Dear Mr. McNally,
All I can say is "wow." (Truly I am about to say much more...but overall...just wow). Tonight I had the supreme joy of seeing your new play, Mothers and Sons. And I will get back to that.
The summer between my junior and senior year of high school I was doing community theater with a friend and she was reading a copy of Love! Valour! Compassion! and A Perfect Ganache. I remember the cover was of the guys in their tutus dancing. She told me a bit of what it was about and I knew I had to read it.
I bought Love! Valour! Compassion! on Amazon...the only place a young, closeted gay man in Missouri could get a copy. It is my favorite play in the world. It was the first human and somewhat positive and realistic depiction of homosexuals that appeared relevant to me (as in, not of the Will and Grace persuasion). The characters of Arthur and Perry were the ones that jumped out to me the most. I saw myself in Arthur so much. I remember making my boyfriend read it immediately! I then went on to get a copy of Corpus Christi. It was the published version with Jesus in his underwear...I had to work pretty hard to hide that from my parents. I remember being so enamored of it and that you would have the audacity to write something like that. And I looked it up and saw all the backlash you got and I just knew you were a fearless man. I have since read Lips Together, Teeth Apart (which I did a reading of and almost directed in college), Frankie and Johnny in the Claire De Lune, Master Class, Some Men, A Man of No Importance, and Ragtime. All such beautiful work.
Last summer I had the joy of going to the performing arts library at Lincoln Center and watching the original production of Love! Valour! Compassion! I think I cried through all of it. The part where Bobby, Arthur and Perry are in the car together and Bobby is describing how he imagines them is so perfect; all I aspire to.
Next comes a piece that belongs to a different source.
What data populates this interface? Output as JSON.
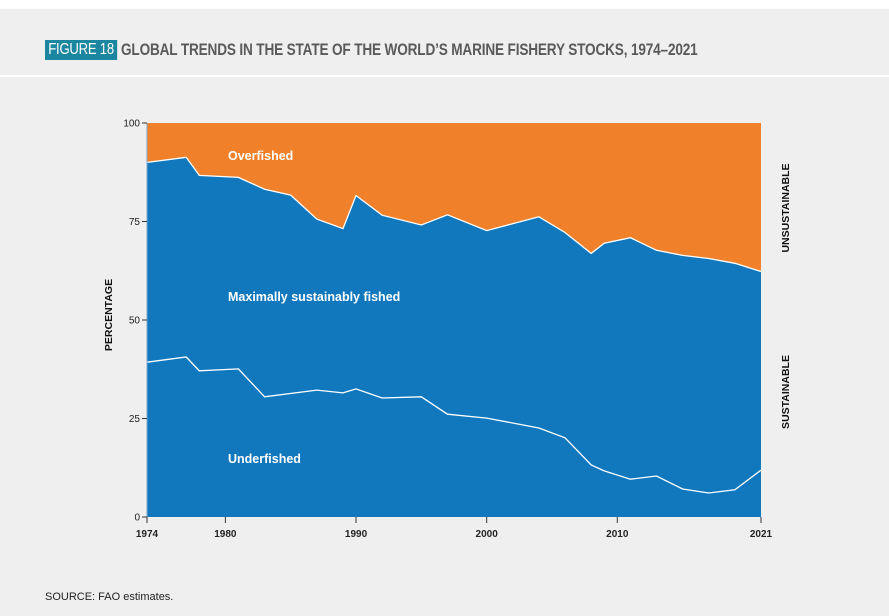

Words can't describe how excited I was when I saw that Mothers and Sons was coming to Broadway. It immediately went to the top of my list...I am a struggling writer/director/whatever and my funds are very limited...especially this time of year. But through a very dear mentor I was able to sit fourth row center this evening and see it. And I am forever indebted to him for that. To track the journey of where we as a community have come through the work YOU have written is an amazing thing. The moments that got me in this one were when the three of them were together being a family. When Will sits on the couch talking about how he always knew he wanted to be a dad and the joy he gets from that. It is so tangible to me. I saw myself revealed on a Broadway stage. What an incredibly powerful experience.
I know that I have gone on...and I was I was more well spoken, but the bottom line is that I feel like your work has made me the theatre artist and proud gay man that I am today.
As sincerely as humanly possible,
Michael P. Raymond
P.S. Your Author's Note in Love! Valour! Compassion! is something that I think about almost daily.